A kid on a bike is a wish fulfilled and a promise still in the making.
-- Bill Strickland [Bicycling Magazine executive editor]
Hey, wheels are wheels:
A bicyclist was arrested on drug possession charges this week after a police officer caught sight of him pedaling away with three uprooted marijuana plants under his arm.
Ellen would be wheeling behind me, sniffing the air and sighing.
Did I say that? Me? No no no... Ellen's pure as the driven snow, never done anything illegal. Evah!
Hrm... there is bike stuff for sale there... just... can't... spot it...
Oink oink oink.
Special no-prizes will go out to the first who identify the stuff missing on this otherwise extremely snazzy bike.
According to the texts, no bicyclists were injured.
Being on the small end of the transportation food chain is sometimes bad. I think I now understand why chipmunks are so twitchy.
Yet another thing I'll never do on a bike. To this day I get nervous just taking my hands off the bars. Of course, the number of bike-related injuries I got as a kid was significantly less than just about any of my friends. And I never chipped any teeth either! :)

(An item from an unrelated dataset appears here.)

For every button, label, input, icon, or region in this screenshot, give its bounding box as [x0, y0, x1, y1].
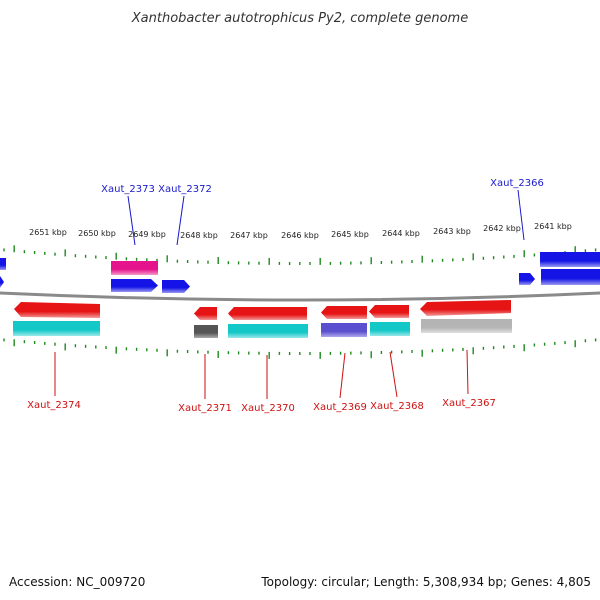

Nifty road bike rear-view-mirror gizmo there. Since about half my riding is done on city streets, anything that makes me less likely to get squashed by Buffy the Cellphone Slayer is fine by me. Wasn't expensive at all either. For once.
For once an "obsession" entry my mom can't gripe about (much). Turns out what is certainly the slickest and possibly the highest-end on-line bicycle vendor (that I've found at any rate) is actually based in Little Rock AR:
If you're ever passing through Little Rock, we'd love to have you visit our showroom ... We're located in between downtown and the Hillcrest neighborhood, one of the most historic and beautiful sections of Little Rock.
These people carry all kinds of exotica, things like Colnagos and Pinorellos and Pegorettis and a whole bunch of other names I've never heard of and can't possibly afford. Right next door to everyone's favorite cranky southern gramma. Whodathunkit?
Hours and hours and miles and miles of training pay off!!!
At a neighborhood party last evening, I was chatting with the mother of my daughter's best friend -- an alarmingly attractive woman that sometimes makes grown men sigh when she walks into a room. She glanced down at my legs, stopped what she was saying in mid sentence, and asked, "Do you mind if I touch your legs?"...
Actually, I'd fear more for the lady... I already know what'd happen to me. To wit: "Do you think it would be possible to cast cement shoes with a shoebox?"
Ellen: "No reason, just wondering..."
Trust me, after watching 3 hours of Barney, the Wiggles, and Sesame Street, you really wish you had one of these. And a flask to go with it, of course.
To, you know, hold Gatorade. Yeah... Gatorade...
Another day, another "obsession" entry, this time showing off the weirdest looking bicycles I've ever seen. Since these look like CGI drawings, I'm going to file it under "believe it when I see it". The article is dated last November, you'd think by now someone else would've seen/ridden one. Considering the R&D costs, "buy it when I can afford it" will probably be quite a bit further down the line.
For general reference: a nice bike saddle (seat) for "normal" people will run you ~ $30. A nice bike saddle for loons like me would be ~ $100. Then, then you have something like this. Keep in mind the cushions are optional. Otherwise you're sitting on bare carbon fiber.
For $360... well, let's just say it better do a whole lot more for me than just hold my butt off the back wheel.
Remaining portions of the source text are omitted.